Cymatics and the Creation
"The heavens declare the glory of God; and the firmament shows His handiwork."
Take a metal plate. Sprinkle sand on it. Run a bow across the edge — or hold a tone against it from beneath — and the sand begins to dance. Within a few seconds it has settled into a pattern: a six-pointed star, a flower, concentric rings, a lattice that looks suspiciously like a snowflake. Change the frequency, and the pattern changes with it.
This is cymatics. It is older than the word for it. Ernst Chladni named it in the eighteenth century, but Galileo had played with it earlier, and the principle was waiting in the world long before anyone wrote it down.
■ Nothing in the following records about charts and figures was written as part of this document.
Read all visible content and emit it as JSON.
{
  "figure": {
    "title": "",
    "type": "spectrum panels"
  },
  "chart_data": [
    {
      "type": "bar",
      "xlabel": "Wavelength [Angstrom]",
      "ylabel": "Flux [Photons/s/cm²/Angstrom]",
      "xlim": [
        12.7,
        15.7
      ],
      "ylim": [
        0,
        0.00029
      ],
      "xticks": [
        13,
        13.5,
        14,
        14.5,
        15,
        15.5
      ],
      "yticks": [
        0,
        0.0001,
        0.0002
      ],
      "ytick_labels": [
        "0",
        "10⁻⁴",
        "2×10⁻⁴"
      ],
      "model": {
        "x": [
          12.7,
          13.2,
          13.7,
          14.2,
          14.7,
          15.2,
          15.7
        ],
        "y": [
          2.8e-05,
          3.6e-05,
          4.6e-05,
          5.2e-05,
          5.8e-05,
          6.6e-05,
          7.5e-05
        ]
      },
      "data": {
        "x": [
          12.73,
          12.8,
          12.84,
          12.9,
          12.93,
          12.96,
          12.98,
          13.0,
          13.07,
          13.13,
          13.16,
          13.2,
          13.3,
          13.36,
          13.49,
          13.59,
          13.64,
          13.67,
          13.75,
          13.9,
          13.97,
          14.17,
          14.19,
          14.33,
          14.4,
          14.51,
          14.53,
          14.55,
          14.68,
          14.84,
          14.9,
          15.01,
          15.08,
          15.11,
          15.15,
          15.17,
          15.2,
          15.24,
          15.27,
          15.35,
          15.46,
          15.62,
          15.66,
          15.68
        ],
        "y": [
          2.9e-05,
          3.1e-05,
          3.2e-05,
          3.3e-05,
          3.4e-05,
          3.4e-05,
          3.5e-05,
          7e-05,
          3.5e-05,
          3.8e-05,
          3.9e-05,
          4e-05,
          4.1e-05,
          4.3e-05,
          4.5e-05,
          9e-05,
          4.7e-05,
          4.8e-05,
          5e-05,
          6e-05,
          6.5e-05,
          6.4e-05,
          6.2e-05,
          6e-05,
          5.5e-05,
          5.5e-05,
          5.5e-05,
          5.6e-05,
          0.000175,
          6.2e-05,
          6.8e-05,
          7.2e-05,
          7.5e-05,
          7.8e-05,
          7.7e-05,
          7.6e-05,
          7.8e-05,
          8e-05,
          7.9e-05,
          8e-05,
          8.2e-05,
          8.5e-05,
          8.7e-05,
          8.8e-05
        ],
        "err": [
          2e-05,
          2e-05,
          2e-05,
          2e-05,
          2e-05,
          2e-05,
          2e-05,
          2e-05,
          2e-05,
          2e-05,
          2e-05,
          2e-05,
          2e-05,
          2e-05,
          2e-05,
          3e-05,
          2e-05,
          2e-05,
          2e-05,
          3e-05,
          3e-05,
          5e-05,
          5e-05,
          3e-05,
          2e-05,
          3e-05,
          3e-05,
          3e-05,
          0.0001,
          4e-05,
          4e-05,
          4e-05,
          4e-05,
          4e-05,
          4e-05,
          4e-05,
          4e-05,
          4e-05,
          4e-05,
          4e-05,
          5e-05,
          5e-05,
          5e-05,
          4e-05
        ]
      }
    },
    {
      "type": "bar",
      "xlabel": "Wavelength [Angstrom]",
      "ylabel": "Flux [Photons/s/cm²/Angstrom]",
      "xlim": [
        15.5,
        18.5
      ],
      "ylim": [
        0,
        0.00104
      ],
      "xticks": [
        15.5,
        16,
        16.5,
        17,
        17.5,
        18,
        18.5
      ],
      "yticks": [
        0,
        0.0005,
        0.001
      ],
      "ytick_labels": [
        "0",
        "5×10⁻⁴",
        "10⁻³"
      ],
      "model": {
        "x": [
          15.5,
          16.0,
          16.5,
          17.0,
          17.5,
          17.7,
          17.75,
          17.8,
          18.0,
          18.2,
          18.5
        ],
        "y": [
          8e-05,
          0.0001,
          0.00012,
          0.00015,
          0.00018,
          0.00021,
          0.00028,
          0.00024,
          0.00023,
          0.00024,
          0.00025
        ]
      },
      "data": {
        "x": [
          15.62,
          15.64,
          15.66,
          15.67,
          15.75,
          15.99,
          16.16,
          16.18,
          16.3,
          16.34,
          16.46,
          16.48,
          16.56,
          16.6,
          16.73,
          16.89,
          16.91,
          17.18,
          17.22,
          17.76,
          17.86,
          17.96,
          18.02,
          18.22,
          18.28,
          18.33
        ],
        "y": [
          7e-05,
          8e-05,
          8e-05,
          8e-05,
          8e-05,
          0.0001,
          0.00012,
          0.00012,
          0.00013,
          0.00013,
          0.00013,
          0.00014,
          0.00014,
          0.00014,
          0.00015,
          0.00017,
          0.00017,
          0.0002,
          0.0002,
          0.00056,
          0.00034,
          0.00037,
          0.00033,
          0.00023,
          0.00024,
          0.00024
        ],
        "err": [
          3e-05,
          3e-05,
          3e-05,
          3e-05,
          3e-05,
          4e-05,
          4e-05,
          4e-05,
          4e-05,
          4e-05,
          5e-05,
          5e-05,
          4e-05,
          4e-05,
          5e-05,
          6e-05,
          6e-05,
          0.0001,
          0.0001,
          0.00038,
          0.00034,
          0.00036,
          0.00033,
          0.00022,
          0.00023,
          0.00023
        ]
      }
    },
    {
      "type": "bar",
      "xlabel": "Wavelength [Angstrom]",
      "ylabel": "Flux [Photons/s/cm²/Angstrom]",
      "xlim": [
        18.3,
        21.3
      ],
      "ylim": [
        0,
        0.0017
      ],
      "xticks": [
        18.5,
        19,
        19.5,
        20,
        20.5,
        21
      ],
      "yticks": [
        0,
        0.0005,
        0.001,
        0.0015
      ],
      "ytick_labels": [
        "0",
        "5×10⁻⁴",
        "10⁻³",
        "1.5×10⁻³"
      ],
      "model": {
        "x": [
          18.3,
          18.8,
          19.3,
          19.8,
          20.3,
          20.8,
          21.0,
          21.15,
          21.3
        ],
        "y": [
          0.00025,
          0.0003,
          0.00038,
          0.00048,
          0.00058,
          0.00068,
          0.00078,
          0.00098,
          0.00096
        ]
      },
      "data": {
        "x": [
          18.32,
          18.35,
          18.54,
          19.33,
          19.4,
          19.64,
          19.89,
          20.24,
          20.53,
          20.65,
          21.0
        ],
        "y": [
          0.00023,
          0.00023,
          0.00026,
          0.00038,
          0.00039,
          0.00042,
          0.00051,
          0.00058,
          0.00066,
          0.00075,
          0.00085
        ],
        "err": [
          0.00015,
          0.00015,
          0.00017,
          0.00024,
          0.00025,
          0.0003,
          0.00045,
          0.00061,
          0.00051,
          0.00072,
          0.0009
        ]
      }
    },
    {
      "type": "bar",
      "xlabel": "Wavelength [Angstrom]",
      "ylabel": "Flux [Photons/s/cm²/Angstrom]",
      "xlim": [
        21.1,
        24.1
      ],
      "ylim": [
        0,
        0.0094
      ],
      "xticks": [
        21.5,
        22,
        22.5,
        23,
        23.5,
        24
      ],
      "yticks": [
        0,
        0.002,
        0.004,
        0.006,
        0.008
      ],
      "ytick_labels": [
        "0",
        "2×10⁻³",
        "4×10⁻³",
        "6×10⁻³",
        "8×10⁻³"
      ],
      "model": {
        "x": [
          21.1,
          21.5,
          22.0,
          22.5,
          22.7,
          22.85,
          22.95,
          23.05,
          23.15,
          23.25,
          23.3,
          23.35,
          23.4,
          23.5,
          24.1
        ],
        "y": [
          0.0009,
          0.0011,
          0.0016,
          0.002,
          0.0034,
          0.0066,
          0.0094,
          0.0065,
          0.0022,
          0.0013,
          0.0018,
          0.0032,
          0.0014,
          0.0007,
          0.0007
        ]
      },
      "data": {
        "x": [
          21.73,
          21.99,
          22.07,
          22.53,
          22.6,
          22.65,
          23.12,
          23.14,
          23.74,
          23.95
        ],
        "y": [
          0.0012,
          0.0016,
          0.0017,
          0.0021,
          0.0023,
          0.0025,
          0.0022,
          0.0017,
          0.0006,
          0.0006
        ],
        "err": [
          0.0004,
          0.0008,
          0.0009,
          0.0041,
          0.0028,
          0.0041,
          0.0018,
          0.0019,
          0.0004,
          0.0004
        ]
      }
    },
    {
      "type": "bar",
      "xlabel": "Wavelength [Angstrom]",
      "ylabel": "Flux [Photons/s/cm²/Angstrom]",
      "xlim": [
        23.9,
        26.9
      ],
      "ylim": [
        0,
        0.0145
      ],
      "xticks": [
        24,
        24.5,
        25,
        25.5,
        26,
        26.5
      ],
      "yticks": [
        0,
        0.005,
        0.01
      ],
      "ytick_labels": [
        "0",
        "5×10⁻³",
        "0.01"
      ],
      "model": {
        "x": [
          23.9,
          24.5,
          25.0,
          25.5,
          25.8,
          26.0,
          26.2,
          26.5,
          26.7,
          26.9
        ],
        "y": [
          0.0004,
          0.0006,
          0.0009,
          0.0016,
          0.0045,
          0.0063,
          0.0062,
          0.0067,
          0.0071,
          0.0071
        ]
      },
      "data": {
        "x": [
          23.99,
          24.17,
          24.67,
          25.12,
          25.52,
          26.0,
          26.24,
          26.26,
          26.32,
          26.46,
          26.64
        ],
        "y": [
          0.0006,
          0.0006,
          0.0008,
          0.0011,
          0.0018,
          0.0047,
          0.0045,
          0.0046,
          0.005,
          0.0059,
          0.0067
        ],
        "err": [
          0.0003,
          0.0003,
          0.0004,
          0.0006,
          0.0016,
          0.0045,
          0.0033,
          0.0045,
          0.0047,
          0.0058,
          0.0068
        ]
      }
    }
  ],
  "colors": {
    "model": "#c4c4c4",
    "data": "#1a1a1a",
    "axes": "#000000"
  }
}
What I find honest about cymatics is what it does not let you say. You cannot say that the patterns are imposed by the experimenter — the sand chooses them. You cannot say that they are arbitrary — different frequencies reliably produce different geometries. You cannot say that they are noise — they are too orderly. You are left, at the end, with the uncomfortable conclusion that sound has a preferred shape, and that the shapes look a great deal like the things creation already makes.
The heavens declare. Plates of sand declare. The body, given the right frequency, begins to move toward the same kind of order. This is not magic, and it is not metaphor. It is just the world keeping the rules it was given.
When I work with someone in a session, I am not trying to create anything. I am trying to offer the body a clean frequency and let the older geometry do what it already wants to do. The sand knows the pattern. So does the body. So does, in its own way, the soul.
If this stirred something, consider sitting with it.